I began to worry about the time, knowing I needed to be back on campus to run a tutoring session soon, and unsure of how long it would take me to track down the missing squirrel. There was nothing to do but take a deep breath and try my best. I cranked the receiver volume up, held my yagi antenna up high, and started walking in circles. (I cringe to think what a passerby might have thought I was doing – probably trying to intercept alien signals or perhaps secret government communications). Luckily, I began to hear a faint “beep”, which grew louder as I followed it through thickets of coyote brush and mock heather, all the time watching my step for tiny, endangered sand gilia flowers. Eventually, I emerged clear out of the chaparral, and confronted by a wall of low growing coast live oaks. “Is this normal?” I wondered. “I don’t know that I’ve ever seen a ground squirrel in an oak woodland.”
Stumped, and stopped by the abundance of poison oak growing among the live oaks, I reached out to my research mentor, Dr.
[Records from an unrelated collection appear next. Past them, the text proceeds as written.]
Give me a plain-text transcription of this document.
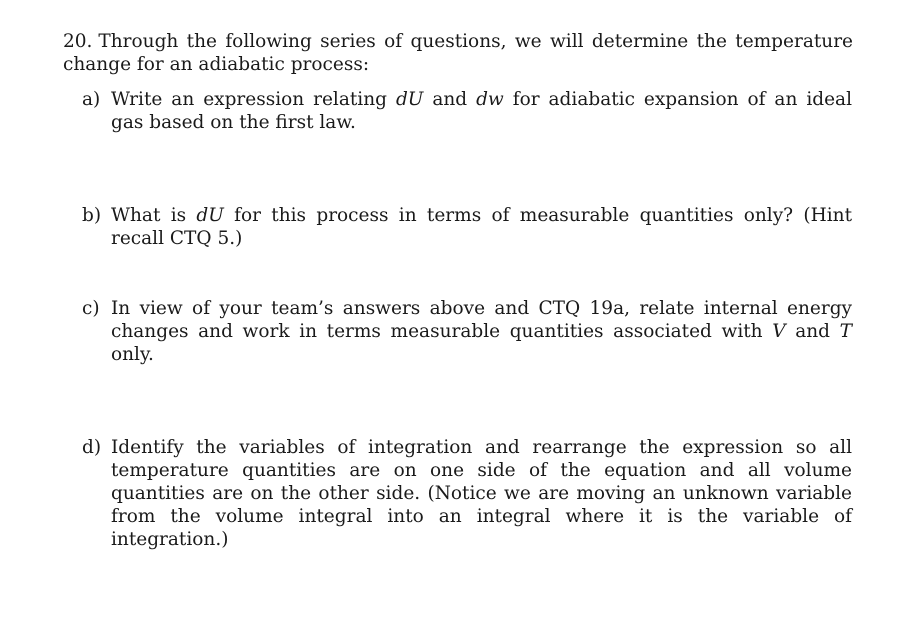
20. Through the following series of questions, we will determine the temperature change for an adiabatic process:
a) Write an expression relating dU and dw for adiabatic expansion of an ideal gas based on the first law.
b) What is dU for this process in terms of measurable quantities only? (Hint recall CTQ 5.)
c) In view of your team’s answers above and CTQ 19a, relate internal energy changes and work in terms measurable quantities associated with V and T only.
d) Identify the variables of integration and rearrange the expression so all temperature quantities are on one side of the equation and all volume quantities are on the other side. (Notice we are moving an unknown variable from the volume integral into an integral where it is the variable of integration.)
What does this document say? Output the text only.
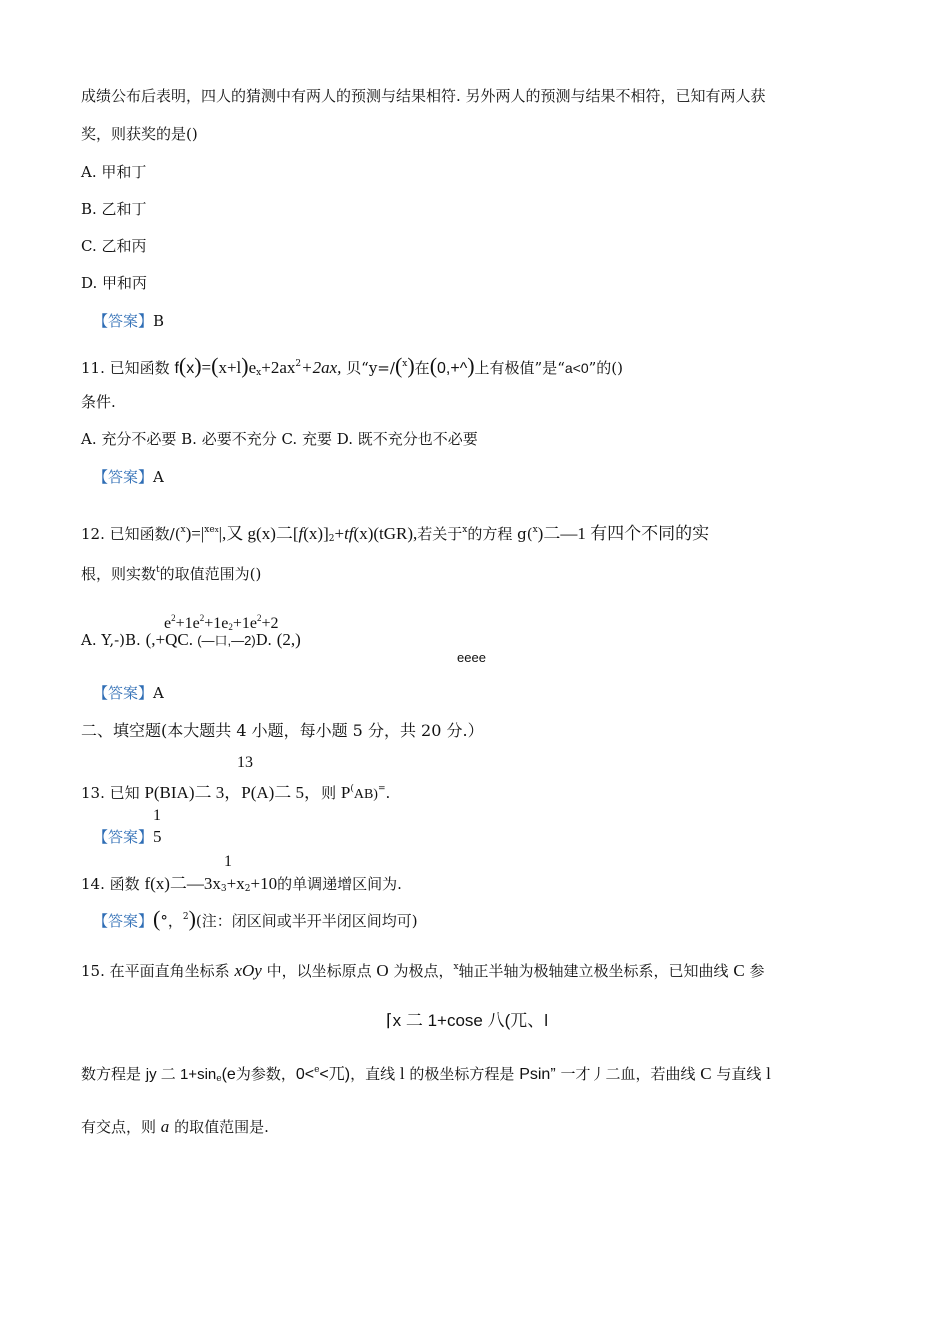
成绩公布后表明，四人的猜测中有两人的预测与结果相符. 另外两人的预测与结果不相符，已知有两人获
奖，则获奖的是()
A. 甲和丁
B. 乙和丁
C. 乙和丙
D. 甲和丙
【答案】B
11. 已知函数 $f(x)=(x+l)e_x+2ax^2+2ax$, 贝“y=/($^x$)在(0,+^)上有极值”是“a<0”的()
条件.
A. 充分不必要 B. 必要不充分 C. 充要 D. 既不充分也不必要
【答案】A
12. 已知函数$/(^x)=|^{xex}|$,又 g(x)二$[f(x)]_2+tf(x)(tGR)$,若关于$^x$的方程 g($^x$)二—1 有四个不同的实
根，则实数$^t$的取值范围为()
$e^2+1e^2+1e_2+1e^2+2$
A. Y,-)B. (,+QC. (—口,—2)D. (2,)
eeee
【答案】A
二、填空题(本大题共 4 小题，每小题 5 分，共 20 分.）
13
13. 已知 P(BIA)二 3，P(A)二 5，则 P(AB)=.
1
【答案】5
1
14. 函数 f(x)二$—3x_3+x_2+10$的单调递增区间为.
【答案】(°，$^2$)(注：闭区间或半开半闭区间均可)
15. 在平面直角坐标系 xOy 中，以坐标原点 O 为极点，$^x$轴正半轴为极轴建立极坐标系，已知曲线 C 参
⌈x 二 1+cose 八(兀、l
数方程是 jy 二 $1+\sin_e(e$为参数，0<$^e$<兀)，直线 l 的极坐标方程是 Psin” 一才丿二血，若曲线 C 与直线 l
有交点，则 a 的取值范围是.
Jenny Duggan, and the reserve manager, Joe Miller, for advice about how to proceed. Both agreed that the squirrel may have been captured and eaten by an owl, and that I was likely to find a pellet with an antenna sticking out of it.
After a few days of verifying that the radio signal was coming from the same location, I donned a Tyvek suit and headed into the oak woodland. Walking among the low growing trees and shrubs didn’t prove too difficult, but then the receiver pointed me toward a massive Coast Live Oak, whose branches met the ground. Crawling beneath the tree, avoiding being whacked in the face by a sprig of poison oak, and mediating wrestling matches between the yagi antenna and the oak branches, I braced myself for the inevitable sadness of finding an owl pellet with the live antenna of my dead friend. So, you can imagine my surprise when I finally pinned the source of the signal: a humongous nest of a Monterey dusky-footed woodrat!
Woodrats build stunning mound-like dens made of branches, with multiple chambers for all sorts of uses. Nicknamed packrats, they are notorious for collecting and hoarding modern human artifacts, which they use as interior decorations of sorts. One man’s trash is often a treasure to a packrat. The Monterey dusky-footed woodrat is a species of special concern in California, which meant there was now a rat in possession of a $200 necklace that I would never see again. Although I was disappointed that I never got to retrieve the radio collar, I like to imagine the joy that this animal must experience every time it sees what must be its most precious belonging. But most importantly, I felt that my skills in radio telemetry were put to the test by this experience, and I passed.
Squirrel-Net note: We thank Annabelle for writing about her experiences during her radio telemetry project and wish her the best in her future endeavors. As of writing this blog, Annabelle has been accepted to work on a M.S. in Dr. Nick Haddad’s lab at Michigan State University. Congrats Annabelle!